I use permanent double-stick tape to stack and adjoin the top and bottom bolsters together. I sand until all surfaces that will come into contact with other surfaces are completely flat. In this case, I remove the tool marks off the bottom of the top bolster (I don’t have to worry about the topside of the top bolster right now), and both sides of the bottom bolster. The latter will be coming into contact with not only the bottom side of the top bolster, but also with the knife body, as well as with table surfaces in sawing, grinding and drilling applications.
I do not overlap the strips of tape. Instead, I lay them down carefully, side by side, so that they lie on the same plane. Otherwise they could be off of square by a few thousandths of an inch.
Be careful to get the proper double-stick tape. 3M makes a permanent version (color coded red) and a not-so-sticky version (color coded blue). This can be confusing because the overall color of both packages is yellow plaid. Make sure you use the red version. The blue version will not hold up through the bolster-making process and is likely to fail to hold the pieces together in their proper places.
In the accompanying photo, you can see the two Timascus pieces stacked and taped. Underneath this you’ll discern two more rectangles of material. These additional pieces are .0035-inch-thick rectangles of titanium that I have pre-cut. They are also going to be a part of the bolsters, as a sort of an under-liner of the Timascus. I felt the Timascus thickness was a bit too thin in regards to the proportions of the rest of the knife.
The additional bolster layer will thicken things up a bit, as well as give another visual element to the overall design of the knife. Another layer underneath the bolster will give the knife a dynamic and dimensional appearance. It is also one more layer to work with a file and/or anodize. I have been using this idea for a while; it’s more work, but adds a nice touch, something you don’t otherwise see on knives.
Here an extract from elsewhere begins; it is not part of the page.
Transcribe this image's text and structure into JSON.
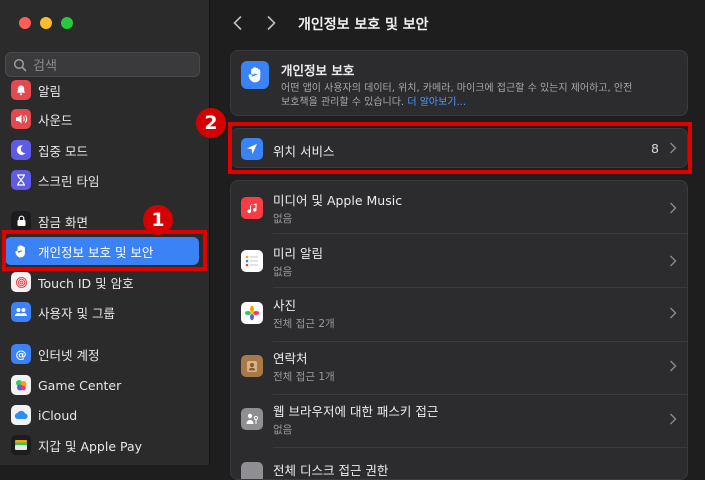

I have carefully double-stick taped all four bolster layers together and am now giving the assembly a good squeeze in a vise to secure everything in place.
I trim the excess tape from the sides with an X-Acto blade. This excess tape will get in the way otherwise, catch on work surfaces and clog up with grit when I start cutting. I suggest getting in the habit of working cleanly and orderly. It will save unforeseen headaches.